National brain tumour research funding needs to increase to £35 million a year
Meet the supporters stepping into the headlines
As we approach the halfway mark of the 10,000 Steps a Day in February challenge, we are delighted to share that supporters have raised more than £500,000 so far – an incredible amount which will help fund one of our Centres of Excellence for a year.
Among those taking part is Michelle Griffiths, whose 21-year-old son James was diagnosed with a grade 3 oligodendroglioma in November 2020. James underwent surgery, followed by radiotherapy and now faces a 12-month course of chemotherapy. Michelle has raised more than £1,300 and shared her story in The Mirror, Daily Post, Wales on Sunday and North Wales Evening Post, amongst other news websites.

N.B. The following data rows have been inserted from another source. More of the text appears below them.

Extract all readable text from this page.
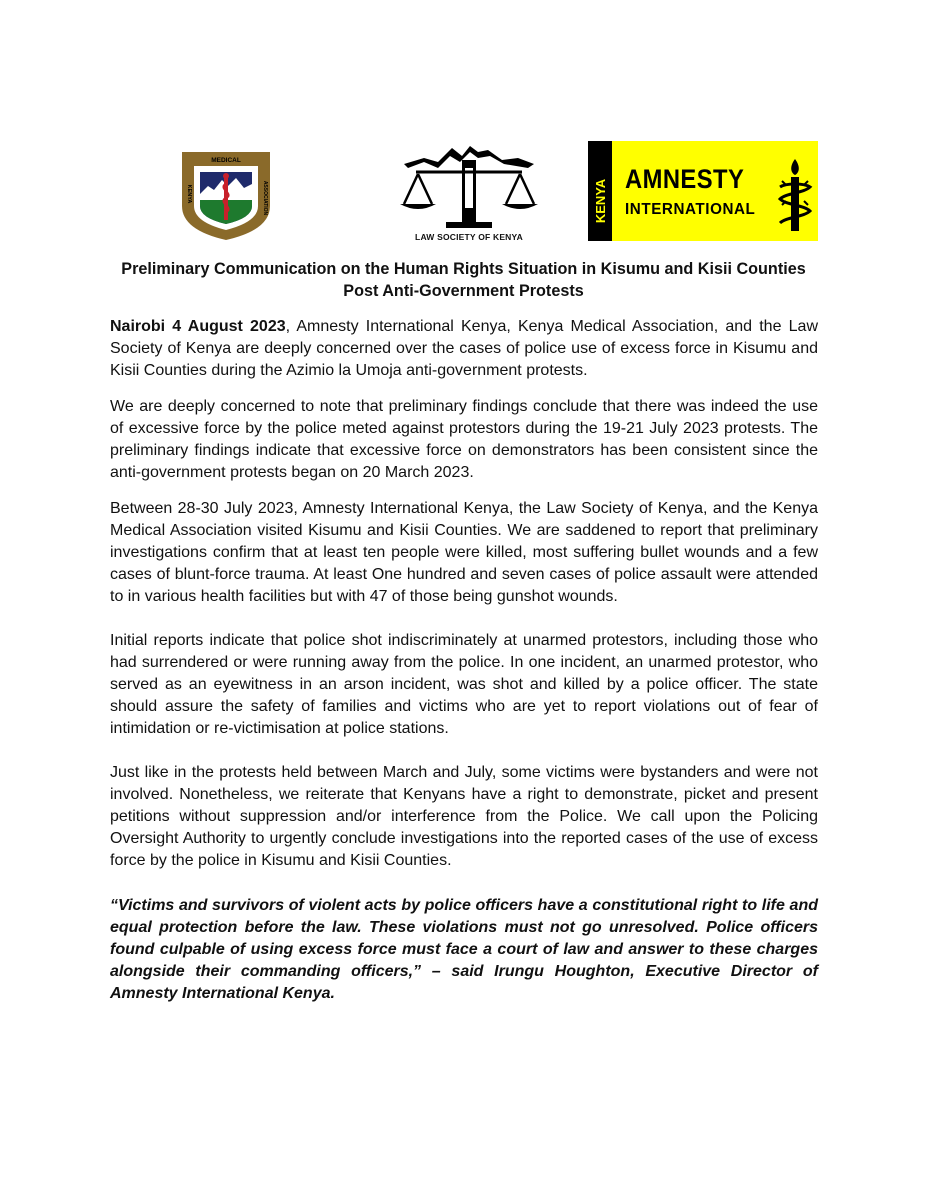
MEDICAL
KENYA	ASSOCIATION
LAW SOCIETY OF KENYA
KENYA AMNESTY
INTERNATIONAL
Preliminary Communication on the Human Rights Situation in Kisumu and Kisii Counties
Post Anti-Government Protests

Nairobi 4 August 2023, Amnesty International Kenya, Kenya Medical Association, and the Law Society of Kenya are deeply concerned over the cases of police use of excess force in Kisumu and Kisii Counties during the Azimio la Umoja anti-government protests.

We are deeply concerned to note that preliminary findings conclude that there was indeed the use of excessive force by the police meted against protestors during the 19-21 July 2023 protests. The preliminary findings indicate that excessive force on demonstrators has been consistent since the anti-government protests began on 20 March 2023.

Between 28-30 July 2023, Amnesty International Kenya, the Law Society of Kenya, and the Kenya Medical Association visited Kisumu and Kisii Counties. We are saddened to report that preliminary investigations confirm that at least ten people were killed, most suffering bullet wounds and a few cases of blunt-force trauma. At least One hundred and seven cases of police assault were attended to in various health facilities but with 47 of those being gunshot wounds.

Initial reports indicate that police shot indiscriminately at unarmed protestors, including those who had surrendered or were running away from the police. In one incident, an unarmed protestor, who served as an eyewitness in an arson incident, was shot and killed by a police officer. The state should assure the safety of families and victims who are yet to report violations out of fear of intimidation or re-victimisation at police stations.

Just like in the protests held between March and July, some victims were bystanders and were not involved. Nonetheless, we reiterate that Kenyans have a right to demonstrate, picket and present petitions without suppression and/or interference from the Police. We call upon the Policing Oversight Authority to urgently conclude investigations into the reported cases of the use of excess force by the police in Kisumu and Kisii Counties.

“Victims and survivors of violent acts by police officers have a constitutional right to life and equal protection before the law. These violations must not go unresolved. Police officers found culpable of using excess force must face a court of law and answer to these charges alongside their commanding officers,” – said Irungu Houghton, Executive Director of Amnesty International Kenya.
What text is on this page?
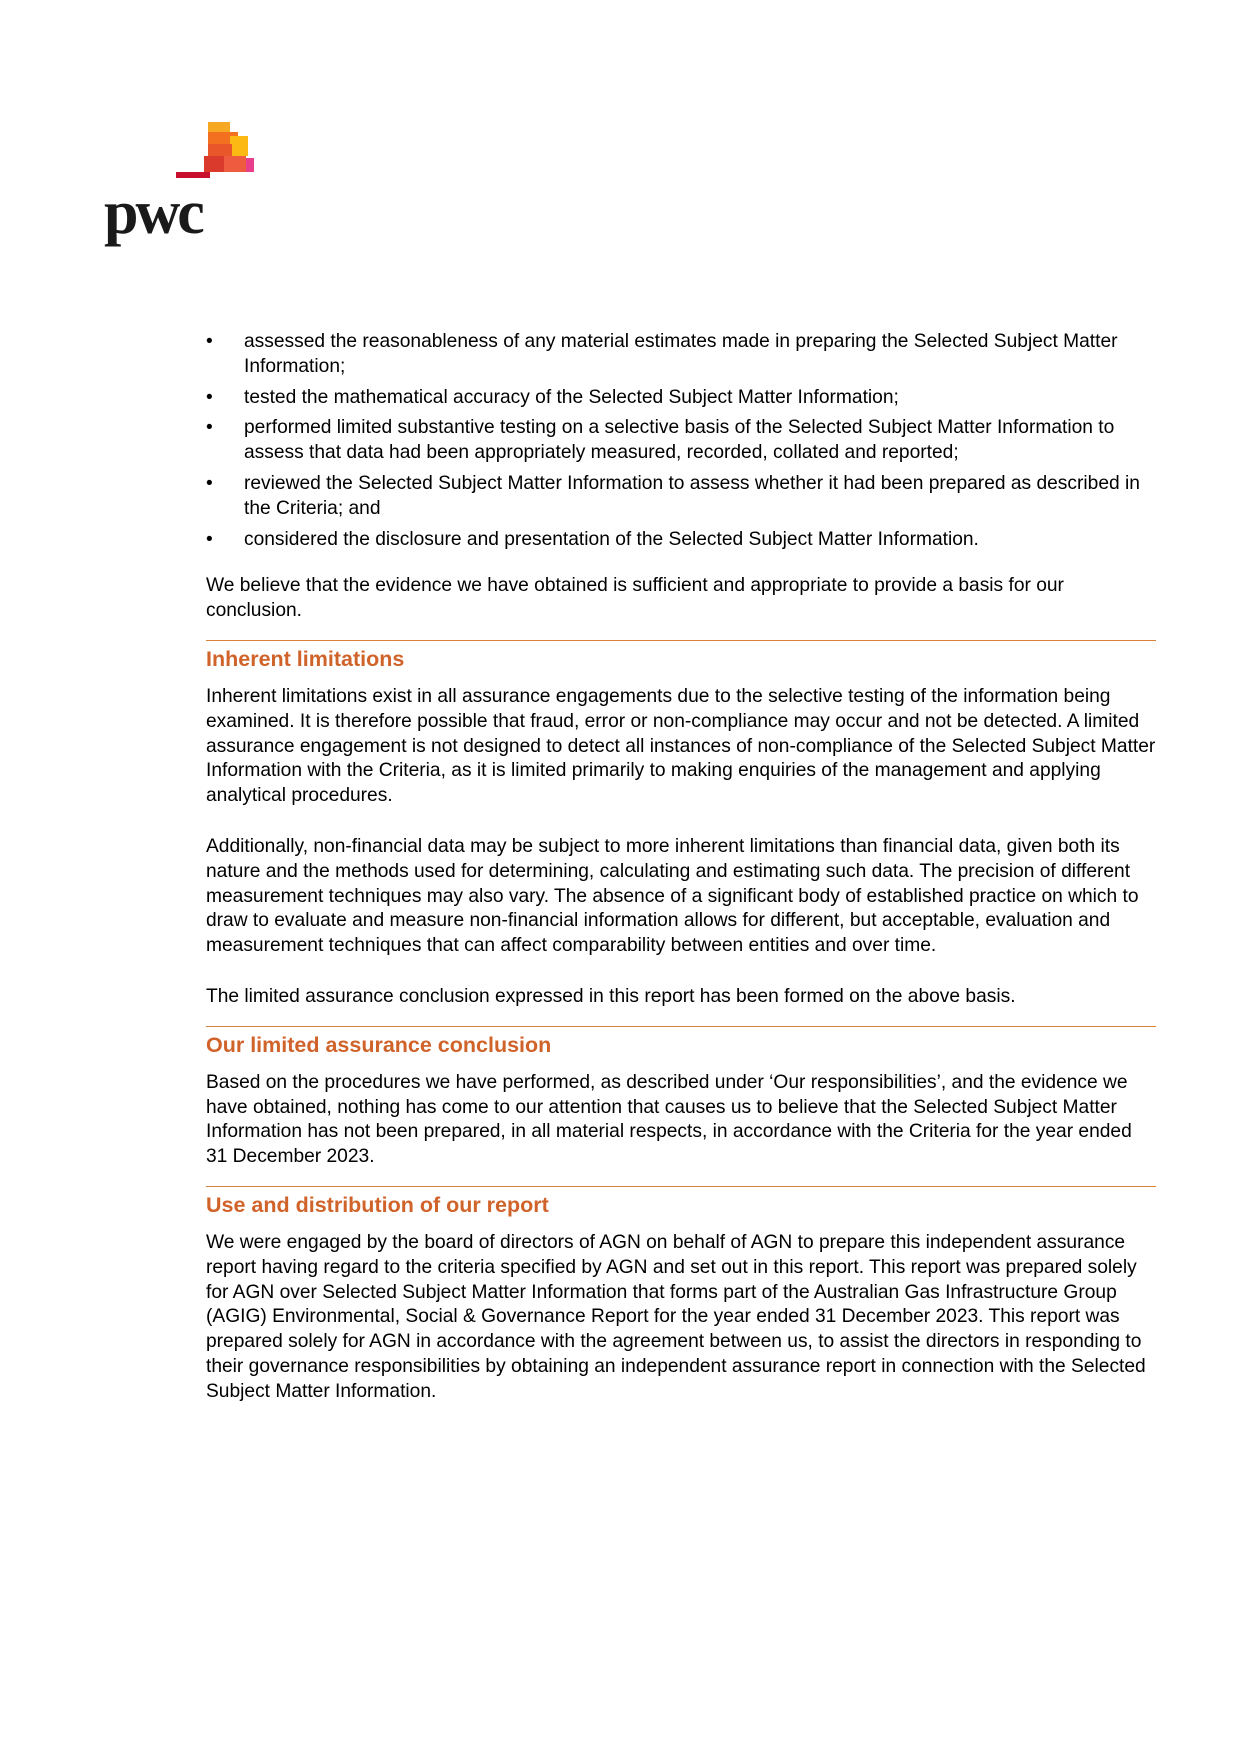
pwc
• assessed the reasonableness of any material estimates made in preparing the Selected Subject Matter Information;
• tested the mathematical accuracy of the Selected Subject Matter Information;
• performed limited substantive testing on a selective basis of the Selected Subject Matter Information to assess that data had been appropriately measured, recorded, collated and reported;
• reviewed the Selected Subject Matter Information to assess whether it had been prepared as described in the Criteria; and
• considered the disclosure and presentation of the Selected Subject Matter Information.

We believe that the evidence we have obtained is sufficient and appropriate to provide a basis for our conclusion.

Inherent limitations

Inherent limitations exist in all assurance engagements due to the selective testing of the information being examined. It is therefore possible that fraud, error or non-compliance may occur and not be detected. A limited assurance engagement is not designed to detect all instances of non-compliance of the Selected Subject Matter Information with the Criteria, as it is limited primarily to making enquiries of the management and applying analytical procedures.

Additionally, non-financial data may be subject to more inherent limitations than financial data, given both its nature and the methods used for determining, calculating and estimating such data. The precision of different measurement techniques may also vary. The absence of a significant body of established practice on which to draw to evaluate and measure non-financial information allows for different, but acceptable, evaluation and measurement techniques that can affect comparability between entities and over time.

The limited assurance conclusion expressed in this report has been formed on the above basis.

Our limited assurance conclusion

Based on the procedures we have performed, as described under ‘Our responsibilities’, and the evidence we have obtained, nothing has come to our attention that causes us to believe that the Selected Subject Matter Information has not been prepared, in all material respects, in accordance with the Criteria for the year ended 31 December 2023.

Use and distribution of our report

We were engaged by the board of directors of AGN on behalf of AGN to prepare this independent assurance report having regard to the criteria specified by AGN and set out in this report. This report was prepared solely for AGN over Selected Subject Matter Information that forms part of the Australian Gas Infrastructure Group (AGIG) Environmental, Social & Governance Report for the year ended 31 December 2023. This report was prepared solely for AGN in accordance with the agreement between us, to assist the directors in responding to their governance responsibilities by obtaining an independent assurance report in connection with the Selected Subject Matter Information.
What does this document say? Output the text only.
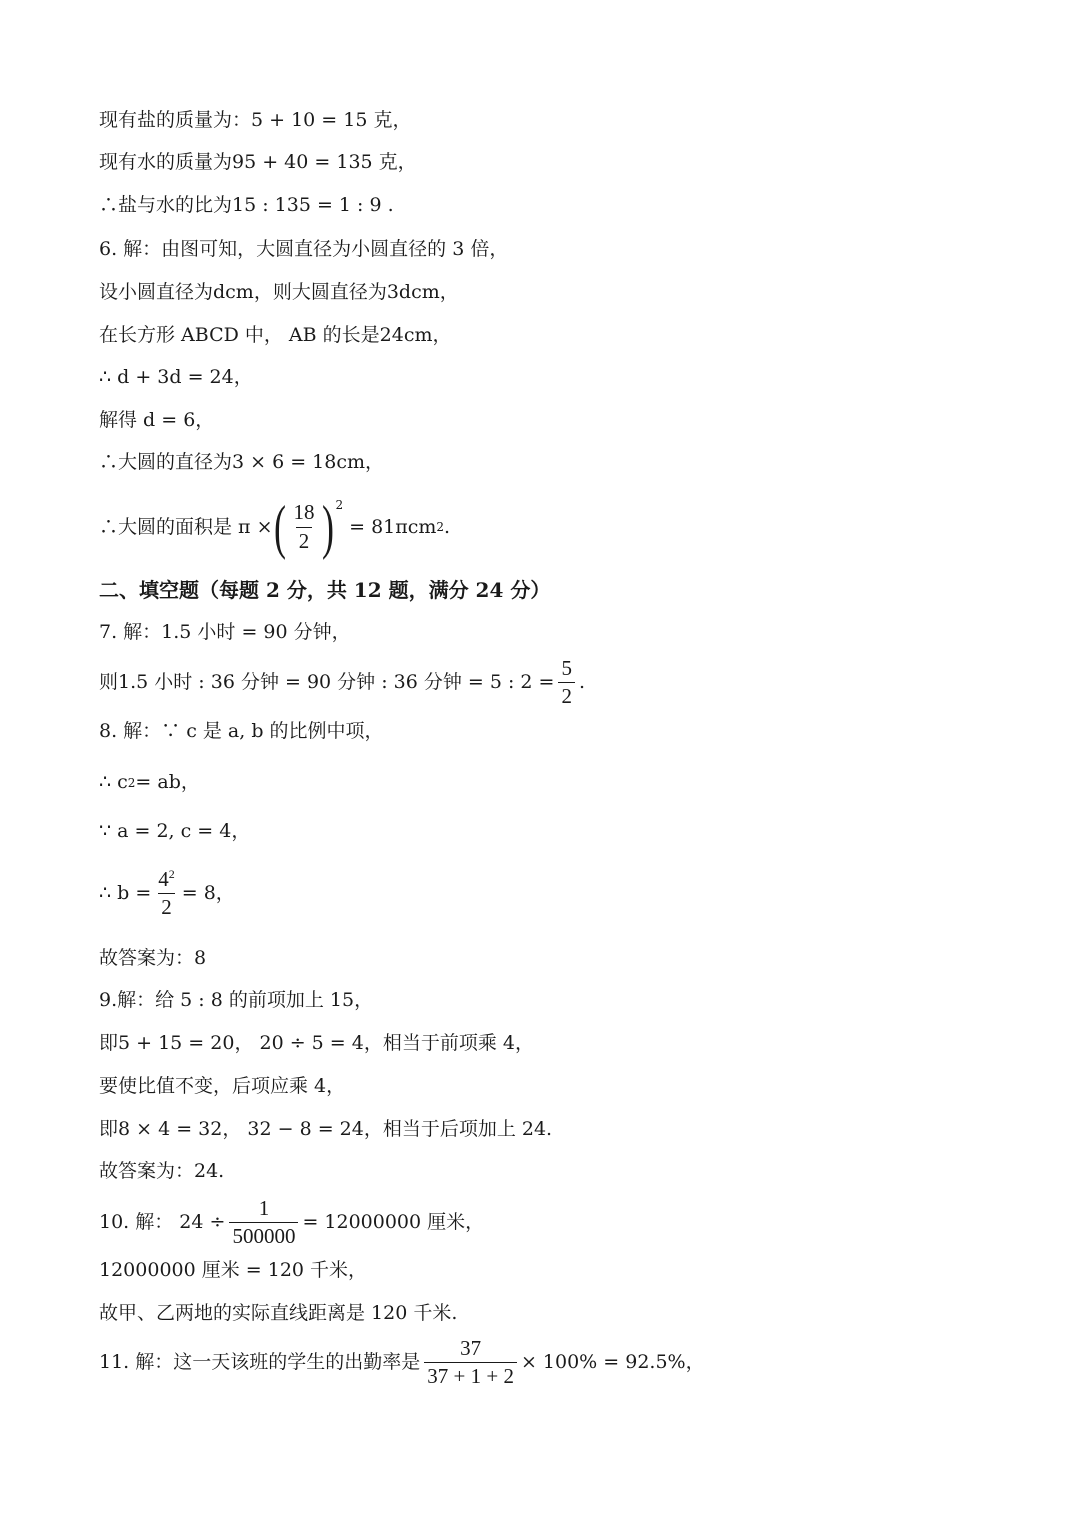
现有盐的质量为：5 + 10 = 15 克，
现有水的质量为95 + 40 = 135 克，
∴盐与水的比为15 : 135 = 1 : 9 .
6. 解：由图可知，大圆直径为小圆直径的 3 倍，
设小圆直径为dcm，则大圆直径为3dcm，
在长方形 ABCD 中， AB 的长是24cm，
∴ d + 3d = 24，
解得 d = 6，
∴大圆的直径为3 × 6 = 18cm，
∴大圆的面积是 π × ( $\frac{18}{2} )^2$
= 81πcm 2 .
二、填空题（每题 2 分，共 12 题，满分 24 分）
7. 解：1.5 小时 = 90 分钟，
则1.5 小时 : 36 分钟 = 90 分钟 : 36 分钟 = 5 : $2 = \frac{5}{2}$ .
8. 解：∵ c 是 a, b 的比例中项，
∴ c 2 = ab，
∵ a = 2, c = 4，
∴ $b = \frac{4^2}{2} = 8$，
故答案为：8
9.解：给 5 : 8 的前项加上 15，
即5 + 15 = 20， 20 ÷ 5 = 4，相当于前项乘 4，
要使比值不变，后项应乘 4，
即8 × 4 = 32， 32 − 8 = 24，相当于后项加上 24.
故答案为：24.
10. 解： $24 \div \frac{1}{500000} = 12000000$ 厘米，
12000000 厘米 = 120 千米，
故甲、乙两地的实际直线距离是 120 千米.
11. 解：这一天该班的学生的出勤率是 $\frac{37}{37 + 1 + 2} \times 100\% = 92.5\%$，
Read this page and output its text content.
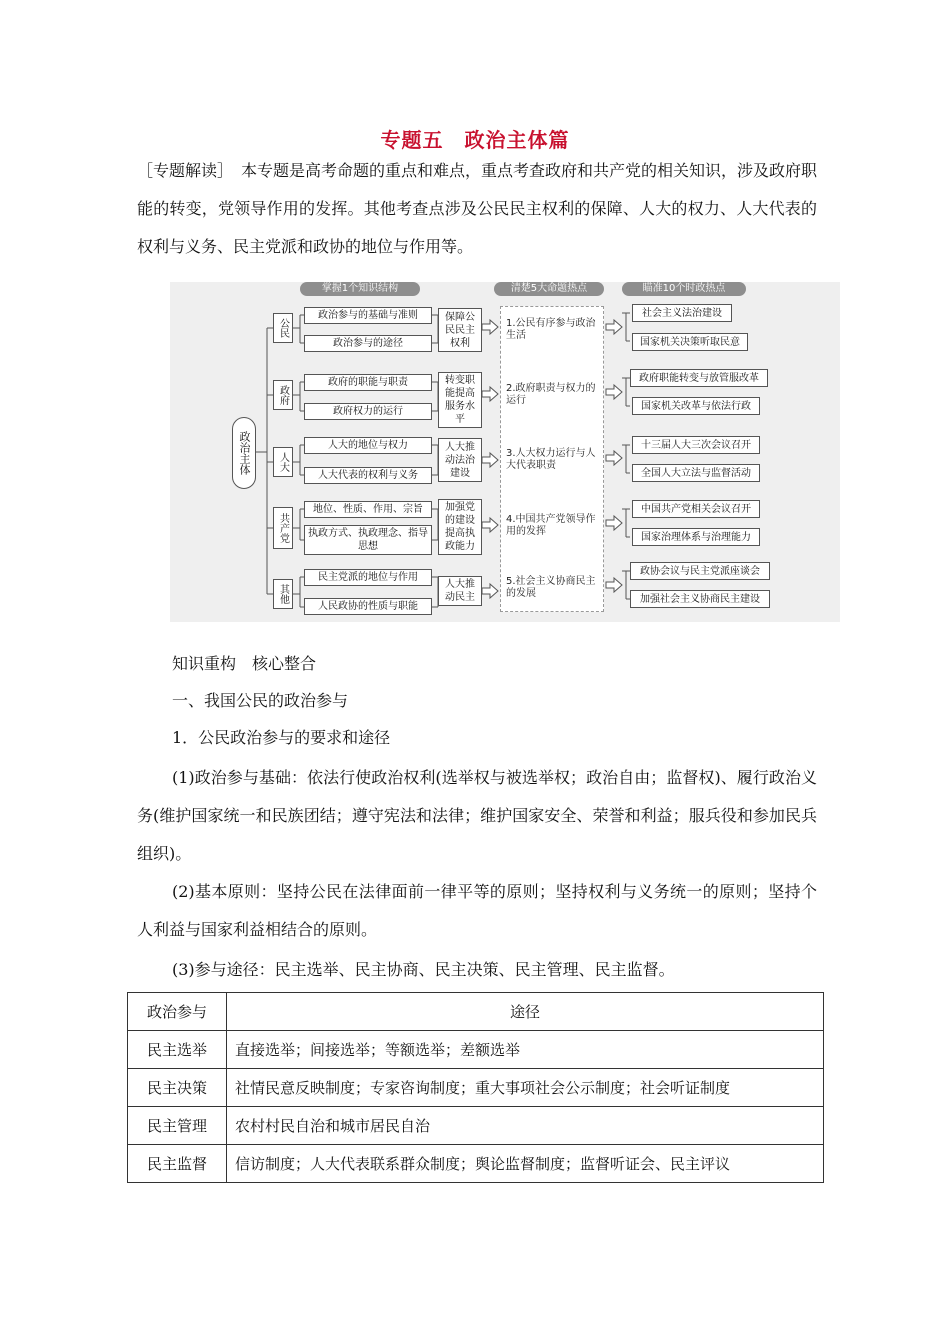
专题五　政治主体篇
［专题解读］　本专题是高考命题的重点和难点，重点考查政府和共产党的相关知识，涉及政府职能的转变，党领导作用的发挥。其他考查点涉及公民民主权利的保障、人大的权力、人大代表的权利与义务、民主党派和政协的地位与作用等。
掌握1个知识结构	清楚5大命题热点	瞄准10个时政热点
政治主体
公民
政府
人大
共产党
其他
政治参与的基础与准则
政治参与的途径
政府的职能与职责
政府权力的运行
人大的地位与权力
人大代表的权利与义务
地位、性质、作用、宗旨
执政方式、执政理念、指导思想
民主党派的地位与作用
人民政协的性质与职能
保障公民民主权利
转变职能提高服务水平
人大推动法治建设
加强党的建设提高执政能力
人大推动民主
1.公民有序参与政治生活
2.政府职责与权力的运行
3.人大权力运行与人大代表职责
4.中国共产党领导作用的发挥
5.社会主义协商民主的发展
社会主义法治建设
国家机关决策听取民意
政府职能转变与放管服改革
国家机关改革与依法行政
十三届人大三次会议召开
全国人大立法与监督活动
中国共产党相关会议召开
国家治理体系与治理能力
政协会议与民主党派座谈会
加强社会主义协商民主建设
知识重构　核心整合
一、我国公民的政治参与
1．公民政治参与的要求和途径
(1)政治参与基础：依法行使政治权利(选举权与被选举权；政治自由；监督权)、履行政治义务(维护国家统一和民族团结；遵守宪法和法律；维护国家安全、荣誉和利益；服兵役和参加民兵组织)。
(2)基本原则：坚持公民在法律面前一律平等的原则；坚持权利与义务统一的原则；坚持个人利益与国家利益相结合的原则。
(3)参与途径：民主选举、民主协商、民主决策、民主管理、民主监督。
政治参与	途径
民主选举	直接选举；间接选举；等额选举；差额选举
民主决策	社情民意反映制度；专家咨询制度；重大事项社会公示制度；社会听证制度
民主管理	农村村民自治和城市居民自治
民主监督	信访制度；人大代表联系群众制度；舆论监督制度；监督听证会、民主评议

Also taking on the challenge is 10-year-old Charlie Clayton, who was diagnosed with a craniopharyngioma brain tumour in March last year. Having undergone surgery and proton beam therapy, Charlie has already raised nearly £700 – double what he had hoped. The story of his challenge has been printed in his local paper and online in the Worthing Herald, West Sussex Today, Shoreham Herald and Littlehampton Gazette.
Shocked to discover how underfunded research into brain tumours is, the family of Roger Hawkins are walking in memory of their beloved husband, dad and grandad and have shared their story in the West Sussex County Times, Mid Sussex Today and Crawley and Horley Observer. Roger was diagnosed with a glioblastoma multiforme (GBM) and passed away in September 2020. His wife, Diane, daughter Lauren Garner and granddaughter Ella are raising vital funds in his memory.